Un salarié français sur cinq en situation de déclassement professionnel. La faute à l’Éducation nationale !
Le bac ! Que ne fait on pas pour que les potaches l’obtiennent ? Les correcteurs leur donnent avec 8/20 de moyenne et encore font ils parfois un petit effort quand les élèves n’y arrivent pas pour « forcer » un peu un mauvais résultat. Mais quelle valeur réelle doit on accorder à des diplômes galvaudés ? D’aucuns me qualifieront peut être de cynique mais je ne puis m’empêcher de penser qu’il y a une volonté délibérée de la part de nos gouvernants (depuis longtemps) de maintenir la plèbe dans une sorte d’ignorance pourvu qu’on lui accorde du pain et les jeux du cirque, c’est à dire en rajeunissant un peu la formule : des aides sociales et du foot…
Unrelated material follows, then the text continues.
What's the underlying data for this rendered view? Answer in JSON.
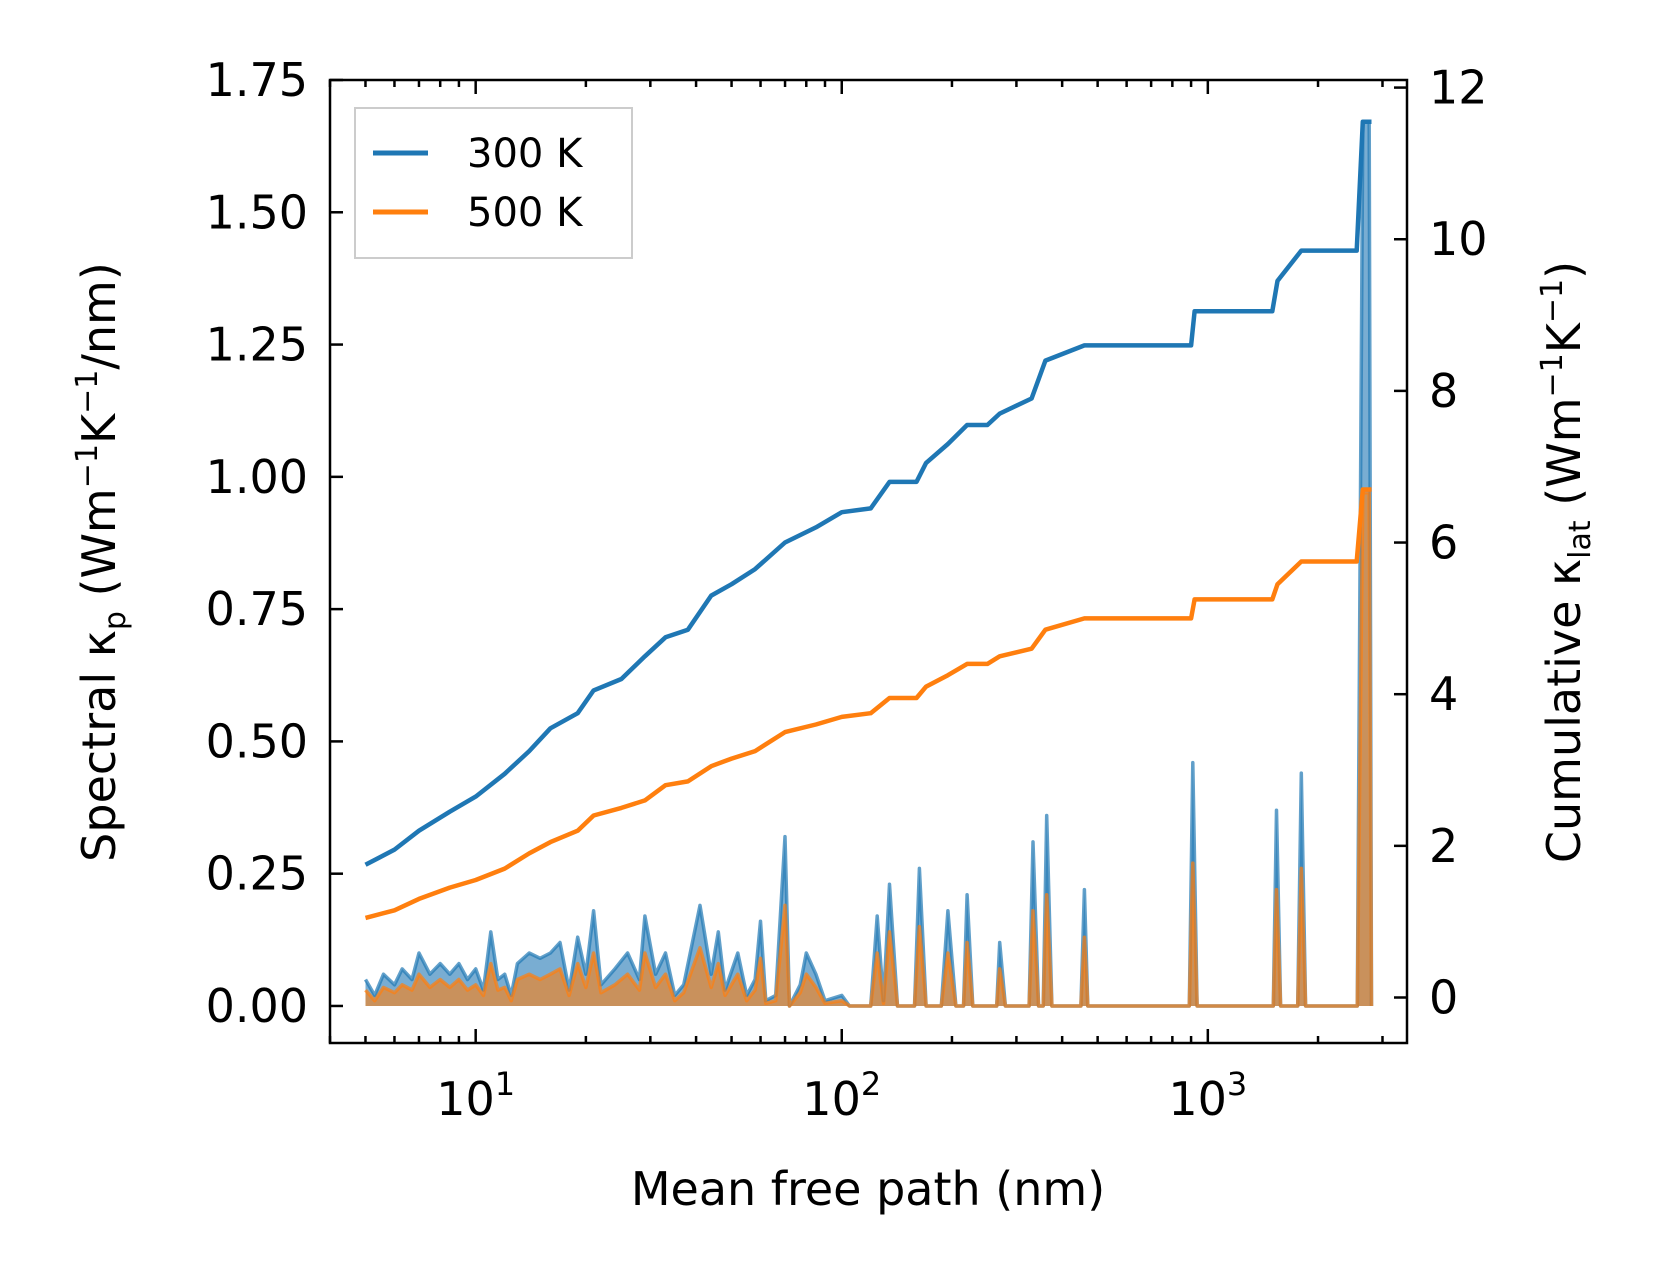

Je suis tout à fait d’accord avec l’idée de redonner à l’apprentissage ses lettres de noblesse sous conditions que l’enseignement soit fait par des professionnels auxquels on aura inculqué un minimum de pédagogie – ce qui n’est pas toujours le cas – et par ailleurs que les employeurs n’utilisent pas les apprentis dont ils ont accepté la charge comme des manoeuvres destinés au nettoyage ou à des besognes fort peu en rapport avec la branche choisie.
L’enseignement professionnel mérite également un gros effort pour former des techniciens de haut niveau ce qui ne doit pas les empêcher d’avoir un tant soit peu de culture générale. La même culture générale devrait d’ailleurs ne pas manquer aux personnels enseignants : j’ai entendu un jour une « professeure des écoles » avouer qu’elle ignorait dans quelle mer se trouve l’île d’Elbe !!